Blattdüngung bei Mg-Mangel

„Eine Blattdüngung bei Trockenheit könnte sehr wichtig sein“, sagte Cakmak. Da Magnesium in der Pflanze sehr mobil ist, kann es schnell von den Blättern in die generativen Teile der Pflanze verlagert werden. Der Pflanzenexperte weist darauf hin, dass unbedingt auf eine hohe Wasserlöslichkeit des Mg im Blattdünger geachtet werden sollte.

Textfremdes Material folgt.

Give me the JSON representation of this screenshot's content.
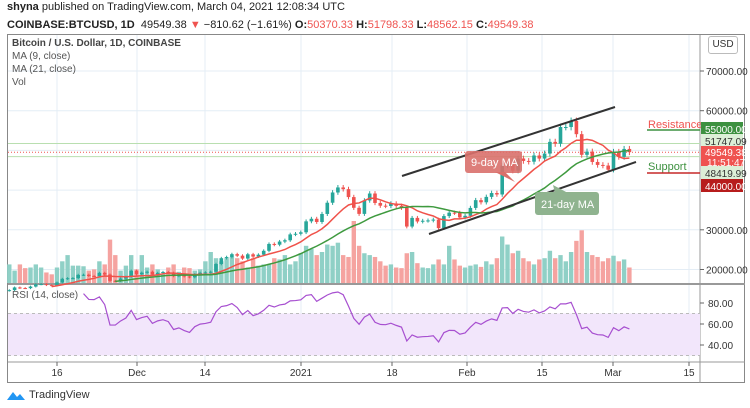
{
  "header": {
    "author": "shyna",
    "published": "published on TradingView.com, March 04, 2021 12:08:34 UTC",
    "symbol": "COINBASE:BTCUSD, 1D",
    "last": "49549.38",
    "change": "−810.62 (−1.61%)",
    "o_label": "O:",
    "o": "50370.33",
    "h_label": "H:",
    "h": "51798.33",
    "l_label": "L:",
    "l": "48562.15",
    "c_label": "C:",
    "c": "49549.38"
  },
  "legend": {
    "title": "Bitcoin / U.S. Dollar, 1D, COINBASE",
    "ma9": "MA (9, close)",
    "ma21": "MA (21, close)",
    "vol": "Vol"
  },
  "currency_button": "USD",
  "price_axis": {
    "ticks": [
      "70000.00",
      "60000.00",
      "30000.00",
      "20000.00"
    ],
    "labels": {
      "resistance_level": "55000.00",
      "upper_line": "51747.09",
      "last_price": "49549.38",
      "countdown": "11:51:47",
      "lower_line": "48419.99",
      "support_level": "44000.00"
    }
  },
  "annotations": {
    "resistance": "Resistance",
    "support": "Support",
    "ma9": "9-day MA",
    "ma21": "21-day MA"
  },
  "rsi": {
    "label": "RSI (14, close)",
    "ticks": [
      "80.00",
      "60.00",
      "40.00"
    ]
  },
  "x_axis": {
    "ticks": [
      "16",
      "Dec",
      "14",
      "2021",
      "18",
      "Feb",
      "15",
      "Mar",
      "15"
    ]
  },
  "brand": "TradingView",
  "colors": {
    "up": "#26a69a",
    "down": "#ef5350",
    "ma9": "#f0524a",
    "ma21": "#3f9a3f",
    "rsi": "#9c27b0",
    "resistance": "#3d9140",
    "support_tag": "#b71c1c"
  },
  "chart_data": {
    "type": "candlestick",
    "price_range": [
      12000,
      75000
    ],
    "rsi_bands": [
      30,
      70
    ],
    "months": [
      {
        "month": "2020-11",
        "first_day": 7,
        "close": [
          14800,
          15480,
          15330,
          15300,
          15700,
          16280,
          16330,
          16070,
          15960,
          16730,
          17650,
          17800,
          17820,
          18650,
          18680,
          18370,
          18360,
          19160,
          18720,
          17150,
          17140,
          17720,
          18180,
          19700
        ],
        "volume": [
          30,
          20,
          30,
          24,
          25,
          30,
          25,
          17,
          14,
          25,
          35,
          45,
          28,
          28,
          27,
          20,
          22,
          35,
          30,
          70,
          45,
          20,
          28,
          45
        ]
      },
      {
        "month": "2020-12",
        "first_day": 1,
        "close": [
          18790,
          19200,
          19440,
          18700,
          19150,
          19360,
          19170,
          18320,
          18550,
          18250,
          18040,
          18800,
          19170,
          19270,
          19440,
          21380,
          22850,
          23130,
          23860,
          23480,
          22750,
          23830,
          23250,
          23730,
          24710,
          26440,
          26250,
          27040,
          27360,
          28840,
          29000
        ],
        "volume": [
          22,
          45,
          25,
          30,
          22,
          15,
          25,
          30,
          18,
          25,
          24,
          20,
          22,
          35,
          50,
          40,
          35,
          40,
          42,
          40,
          35,
          25,
          40,
          28,
          30,
          30,
          40,
          38,
          45,
          30,
          35
        ]
      },
      {
        "month": "2021-01",
        "first_day": 1,
        "close": [
          29370,
          32130,
          32780,
          31970,
          33990,
          36820,
          39400,
          40670,
          40240,
          38240,
          35540,
          34010,
          37390,
          39140,
          36760,
          36070,
          35990,
          36630,
          36030,
          35550,
          30820,
          33000,
          32090,
          32280,
          32360,
          32570,
          30430,
          33460,
          34320,
          34270,
          33110
        ],
        "volume": [
          48,
          60,
          55,
          45,
          50,
          62,
          60,
          65,
          45,
          42,
          100,
          60,
          48,
          45,
          42,
          35,
          28,
          30,
          25,
          24,
          48,
          50,
          32,
          25,
          24,
          30,
          38,
          30,
          60,
          38,
          28
        ]
      },
      {
        "month": "2021-02",
        "first_day": 1,
        "close": [
          33520,
          35510,
          37470,
          36930,
          38290,
          39260,
          38900,
          46200,
          46480,
          44900,
          47960,
          47350,
          47160,
          48720,
          47940,
          49200,
          52150,
          51680,
          55890,
          55890,
          57410,
          54090,
          48890,
          49700,
          47090,
          46340,
          46190,
          45140
        ],
        "volume": [
          25,
          28,
          30,
          26,
          35,
          30,
          40,
          75,
          62,
          48,
          52,
          40,
          35,
          30,
          38,
          40,
          52,
          40,
          45,
          35,
          50,
          68,
          85,
          50,
          45,
          42,
          35,
          40
        ]
      },
      {
        "month": "2021-03",
        "first_day": 1,
        "close": [
          49630,
          48380,
          50370,
          49549.38
        ],
        "volume": [
          44,
          35,
          38,
          25
        ]
      }
    ],
    "horizontal_levels": {
      "resistance": 55000,
      "upper": 51747.09,
      "last": 49549.38,
      "lower": 48419.99,
      "support": 44000
    },
    "channel": {
      "upper": [
        [
          "2021-01-20",
          40000
        ],
        [
          "2021-02-28",
          59500
        ]
      ],
      "lower": [
        [
          "2021-01-25",
          30000
        ],
        [
          "2021-03-04",
          48000
        ]
      ]
    }
  }
}
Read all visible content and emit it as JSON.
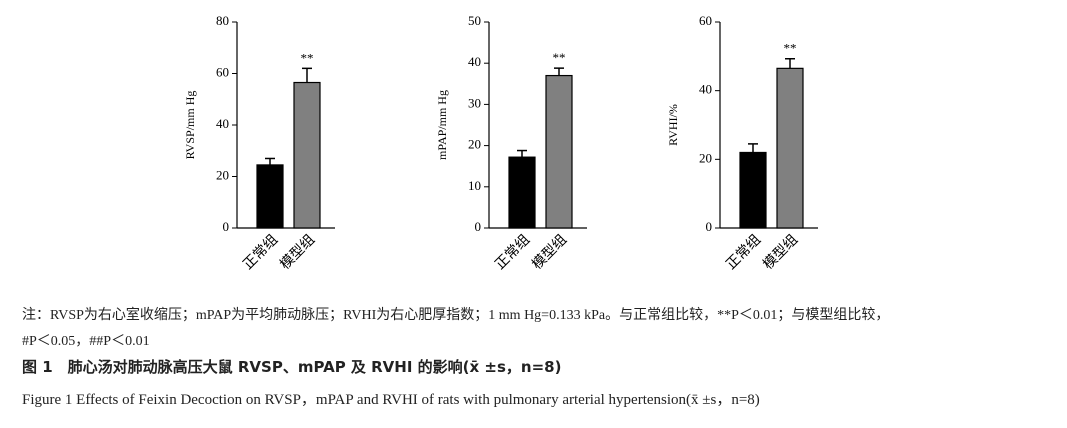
{
  "chart_data": [
    {
      "type": "bar",
      "y_label": "RVSP/mm Hg",
      "categories": [
        "正常组",
        "模型组"
      ],
      "values": [
        24.5,
        56.5
      ],
      "errors": [
        2.5,
        5.5
      ],
      "bar_labels": [
        null,
        "**"
      ],
      "colors": [
        "#000000",
        "#808080"
      ],
      "ylim": [
        0,
        80
      ],
      "yticks": [
        0,
        20,
        40,
        60,
        80
      ]
    },
    {
      "type": "bar",
      "y_label": "mPAP/mm Hg",
      "categories": [
        "正常组",
        "模型组"
      ],
      "values": [
        17.2,
        37
      ],
      "errors": [
        1.6,
        1.8
      ],
      "bar_labels": [
        null,
        "**"
      ],
      "colors": [
        "#000000",
        "#808080"
      ],
      "ylim": [
        0,
        50
      ],
      "yticks": [
        0,
        10,
        20,
        30,
        40,
        50
      ]
    },
    {
      "type": "bar",
      "y_label": "RVHI/%",
      "categories": [
        "正常组",
        "模型组"
      ],
      "values": [
        22,
        46.5
      ],
      "errors": [
        2.5,
        2.8
      ],
      "bar_labels": [
        null,
        "**"
      ],
      "colors": [
        "#000000",
        "#808080"
      ],
      "ylim": [
        0,
        60
      ],
      "yticks": [
        0,
        20,
        40,
        60
      ]
    }
  ],
  "notes": [
    "注：RVSP为右心室收缩压；mPAP为平均肺动脉压；RVHI为右心肥厚指数；1 mm Hg=0.133 kPa。与正常组比较，**P＜0.01；与模型组比较，",
    "#P＜0.05，##P＜0.01"
  ],
  "caption_cn": "图 1　肺心汤对肺动脉高压大鼠 RVSP、mPAP 及 RVHI 的影响(x̄ ±s，n=8)",
  "caption_en": "Figure 1  Effects of Feixin Decoction on RVSP，mPAP and RVHI of rats with pulmonary arterial hypertension(x̄ ±s，n=8)"
}
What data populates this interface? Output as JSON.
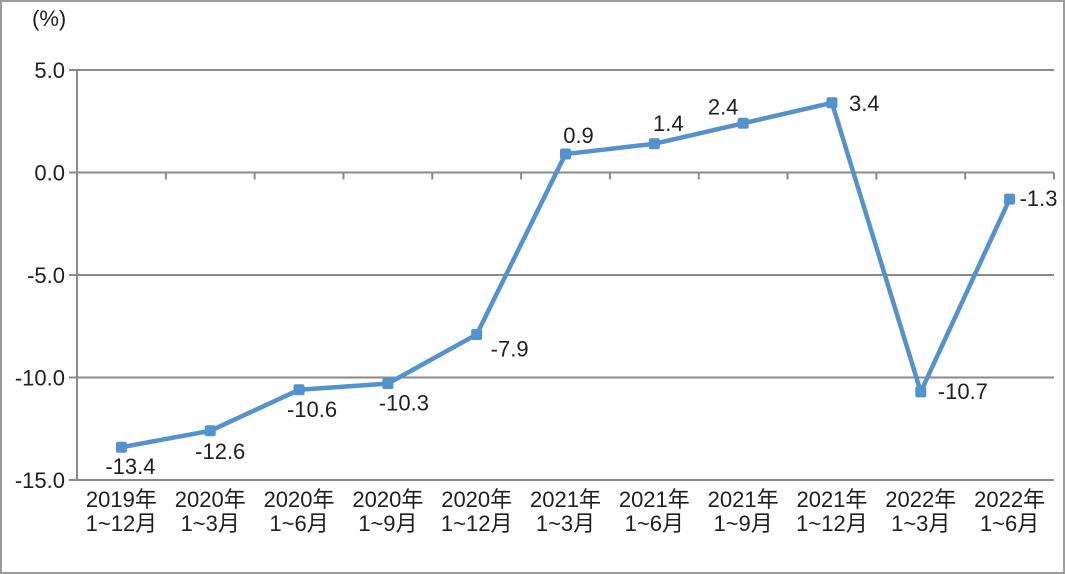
{
  "figure": {
    "unit_label": "(%)"
  },
  "chart_data": {
    "type": "line",
    "title": "",
    "unit_label": "(%)",
    "categories": [
      [
        "2019年",
        "1~12月"
      ],
      [
        "2020年",
        "1~3月"
      ],
      [
        "2020年",
        "1~6月"
      ],
      [
        "2020年",
        "1~9月"
      ],
      [
        "2020年",
        "1~12月"
      ],
      [
        "2021年",
        "1~3月"
      ],
      [
        "2021年",
        "1~6月"
      ],
      [
        "2021年",
        "1~9月"
      ],
      [
        "2021年",
        "1~12月"
      ],
      [
        "2022年",
        "1~3月"
      ],
      [
        "2022年",
        "1~6月"
      ]
    ],
    "values": [
      -13.4,
      -12.6,
      -10.6,
      -10.3,
      -7.9,
      0.9,
      1.4,
      2.4,
      3.4,
      -10.7,
      -1.3
    ],
    "data_labels": [
      "-13.4",
      "-12.6",
      "-10.6",
      "-10.3",
      "-7.9",
      "0.9",
      "1.4",
      "2.4",
      "3.4",
      "-10.7",
      "-1.3"
    ],
    "label_offsets": [
      [
        9,
        27,
        "middle"
      ],
      [
        10,
        28,
        "middle"
      ],
      [
        13,
        27,
        "middle"
      ],
      [
        16,
        27,
        "middle"
      ],
      [
        14,
        22,
        "start"
      ],
      [
        13,
        -11,
        "middle"
      ],
      [
        14,
        -13,
        "middle"
      ],
      [
        -20,
        -9,
        "middle"
      ],
      [
        17,
        8,
        "start"
      ],
      [
        17,
        7,
        "start"
      ],
      [
        10,
        7,
        "start"
      ]
    ],
    "ylim": [
      -15,
      5
    ],
    "ytick_values": [
      5,
      0,
      -5,
      -10,
      -15
    ],
    "ytick_labels": [
      "5.0",
      "0.0",
      "-5.0",
      "-10.0",
      "-15.0"
    ],
    "grid": true,
    "legend": "none",
    "marker": "square",
    "colors": {
      "series": "#5392CC",
      "grid": "#8a8a8a",
      "axis": "#8a8a8a",
      "text": "#1f1f1f",
      "border": "#9b9b9b",
      "background": "#ffffff"
    }
  }
}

Eine Düngung mit Kalium verbessert die Wasserausnutzung der Pflanze. „Höhere Erträge mit K-Düngung sind in den Jahren mit Wassermangel zu erwarten.“

Richtiges Mg/K-Verhältnis bestimmen

Für das richtige Mg/K-Verhältnis kann Cakmak keine Empfehlungen abgeben. „Landwirte sollten Versuche mit kleinen Parzellen am Feld durchführen und je nach Lage und Bodenbeschaffenheit herausfinden, welche Mengen von Mg und K die besten Erfolge erzielt. So kann man wichtige Erkenntnisse für die nächsten Jahre gewinnen und die richtigen Entscheidungen treffen“, betonte Cakmak abschließend.

Die Lagerhaus-Experten empfehlen in diesem Zusammenhang eine Bodenuntersuchung. In der klein strukturierten heimischen Landwirtschaft ist das Anlegen von Versuchsparzellen nicht immer möglich. Eine umfassende Bodenanalyse, über das Kalium-Magnesium-Verhältnis hinaus, ist die optimale Grundlage, um bei einer Beratung – etwa im Lagerhaus – die passenden pflanzenbaulichen Maßnahmen festlegen zu können.